At a key moment during the 2008 primaries, he managed to anger if not alienate African American voters in South Carolina and elsewhere by belittling Obama's experience, calling his run for the presidency a "fairy tale" and accusing the Obama campaign of "playing the race card" against him. Bill Clinton seemed flummoxed by Obama. For years, he had luxuriated in Toni Morrison's description of him as "the first black president," at least in a symbolic or honorary way. Now along came someone who truly could be the first black president. Bill Clinton did not react well. This year, he recklessly strolled across an airport ramp to gab with Attorney General Loretta Lynch, days before the FBI decided not to prosecute Hillary in the private-email-server case, playing into the hands of conservative critics.

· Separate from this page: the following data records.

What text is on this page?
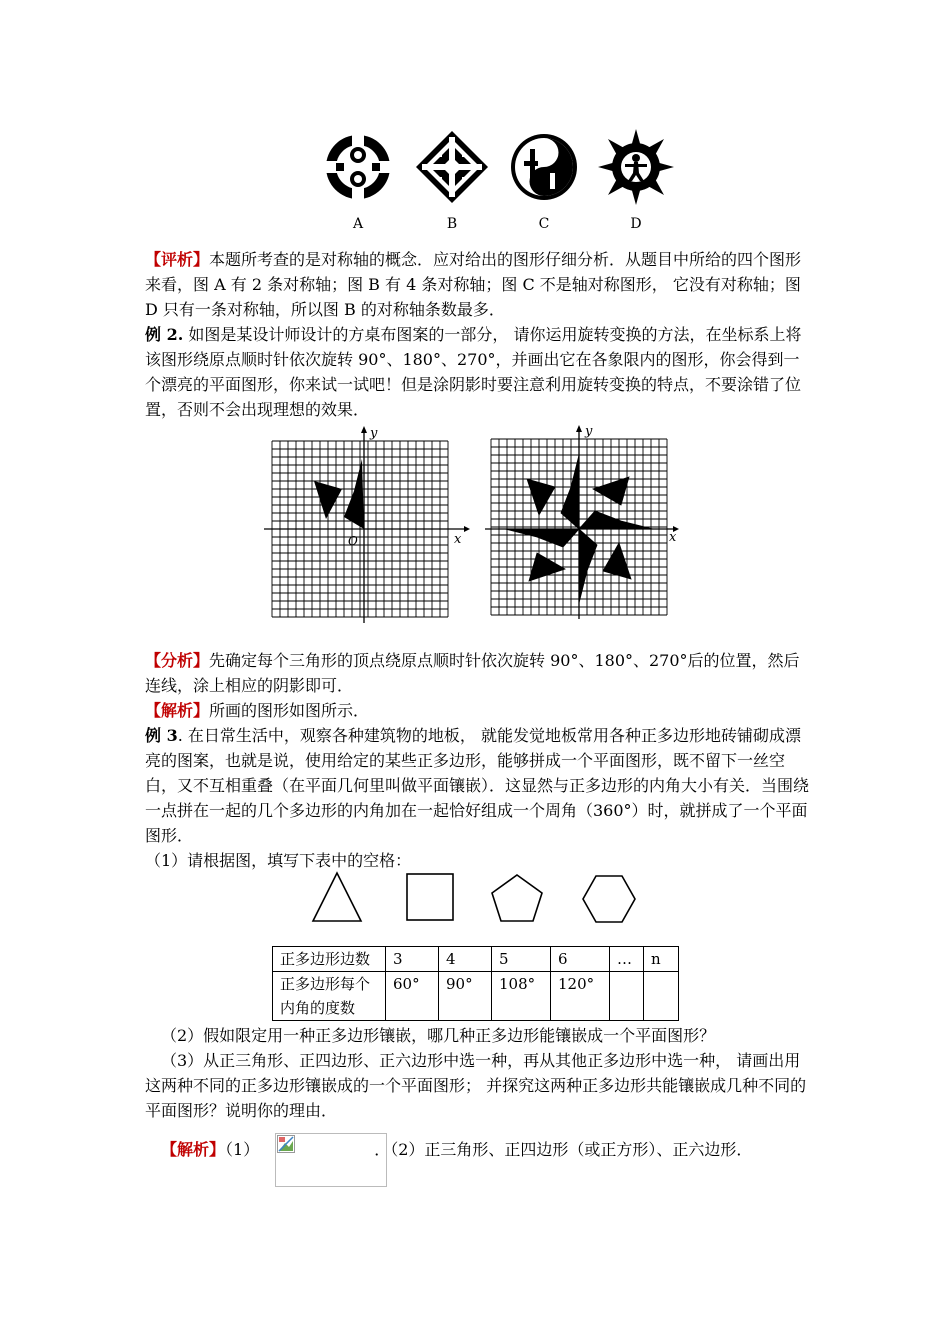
A	B	C	D

【评析】本题所考查的是对称轴的概念．应对给出的图形仔细分析．从题目中所给的四个图形来看，图 A 有 2 条对称轴；图 B 有 4 条对称轴；图 C 不是轴对称图形， 它没有对称轴；图 D 只有一条对称轴，所以图 B 的对称轴条数最多．

例 2. 如图是某设计师设计的方桌布图案的一部分， 请你运用旋转变换的方法，在坐标系上将该图形绕原点顺时针依次旋转 90°、180°、270°，并画出它在各象限内的图形，你会得到一个漂亮的平面图形，你来试一试吧！但是涂阴影时要注意利用旋转变换的特点，不要涂错了位置，否则不会出现理想的效果．

x
y
O	x
y

【分析】先确定每个三角形的顶点绕原点顺时针依次旋转 90°、180°、270°后的位置，然后连线，涂上相应的阴影即可．

【解析】所画的图形如图所示．

例 3. 在日常生活中，观察各种建筑物的地板， 就能发觉地板常用各种正多边形地砖铺砌成漂亮的图案，也就是说，使用给定的某些正多边形，能够拼成一个平面图形，既不留下一丝空白，又不互相重叠（在平面几何里叫做平面镶嵌）．这显然与正多边形的内角大小有关．当围绕一点拼在一起的几个多边形的内角加在一起恰好组成一个周角（360°）时，就拼成了一个平面图形．

（1）请根据图，填写下表中的空格：

正多边形边数	3	4	5	6	…	n

正多边形每个
内角的度数	60°	90°	108°	120°		

（2）假如限定用一种正多边形镶嵌，哪几种正多边形能镶嵌成一个平面图形？

（3）从正三角形、正四边形、正六边形中选一种，再从其他正多边形中选一种， 请画出用这两种不同的正多边形镶嵌成的一个平面图形； 并探究这两种正多边形共能镶嵌成几种不同的平面图形？说明你的理由．

【解析】（1）	．（2）正三角形、正四边形（或正方形）、正六边形．
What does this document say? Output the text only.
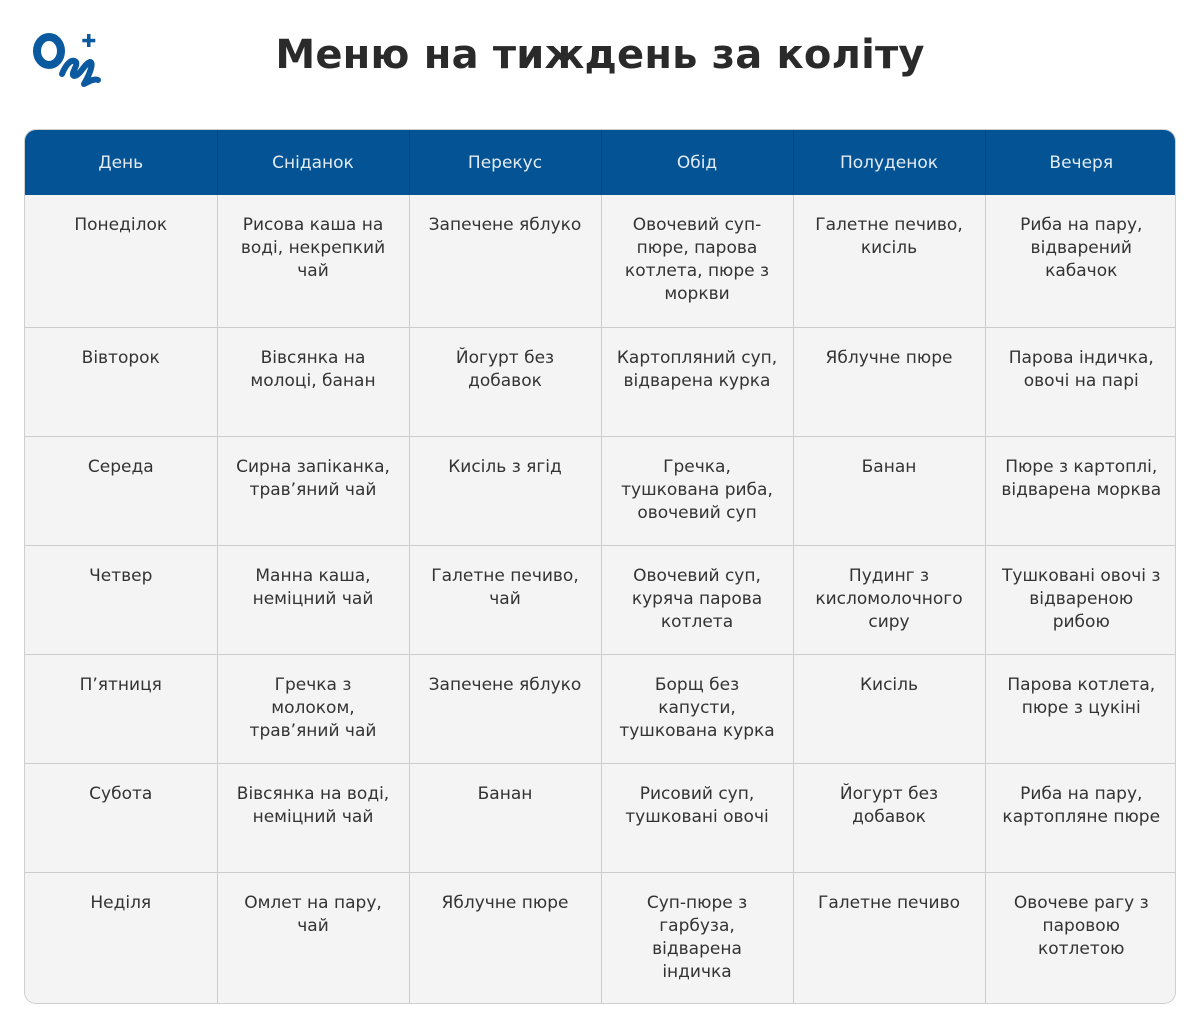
Меню на тиждень за коліту
День	Сніданок	Перекус	Обід	Полуденок	Вечеря
Понеділок	Рисова каша на воді, некрепкий чай	Запечене яблуко	Овочевий суп-пюре, парова котлета, пюре з моркви	Галетне печиво, кисіль	Риба на пару, відварений кабачок
Вівторок	Вівсянка на молоці, банан	Йогурт без добавок	Картопляний суп, відварена курка	Яблучне пюре	Парова індичка, овочі на парі
Середа	Сирна запіканка, трав’яний чай	Кисіль з ягід	Гречка, тушкована риба, овочевий суп	Банан	Пюре з картоплі, відварена морква
Четвер	Манна каша, неміцний чай	Галетне печиво, чай	Овочевий суп, куряча парова котлета	Пудинг з кисломолочного сиру	Тушковані овочі з відвареною рибою
П’ятниця	Гречка з молоком, трав’яний чай	Запечене яблуко	Борщ без капусти, тушкована курка	Кисіль	Парова котлета, пюре з цукіні
Субота	Вівсянка на воді, неміцний чай	Банан	Рисовий суп, тушковані овочі	Йогурт без добавок	Риба на пару, картопляне пюре
Неділя	Омлет на пару, чай	Яблучне пюре	Суп-пюре з гарбуза, відварена індичка	Галетне печиво	Овочеве рагу з паровою котлетою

Clinton has been speaking at Democratic conventions since he was in his early 30s, 10 in all, and the results over the years have shown him at his best and worst. He was humiliated while delivering the keynote speech for Michael Dukakis in Atlanta in 1988. Delegates yakked on the floor, barely listening. The lights in the hall were too bright. And he droned on so long that cheers erupted when he reached the words "In conclusion." His own acceptance speeches had only a few memorable lines – believing in a place called Hope in 1992, building a bridge to the 21st century in 1996. Four years ago in Charlotte, North Carolina, he articulated the case for the Democrats and against the Republicans with a power and simple clarity that President Obama could not summon.
That speech, lifting the party out of a mild funk, might have been his most meaningful at a convention since 1992. Until this one.
It was an unusual speech from beginning to end, as the husband tried to make the case for his wife through a quiet, rambling, at times touching, at times prosaic love letter, the likes of which no modern convention has ever quite seen or heard. Only the Clintons.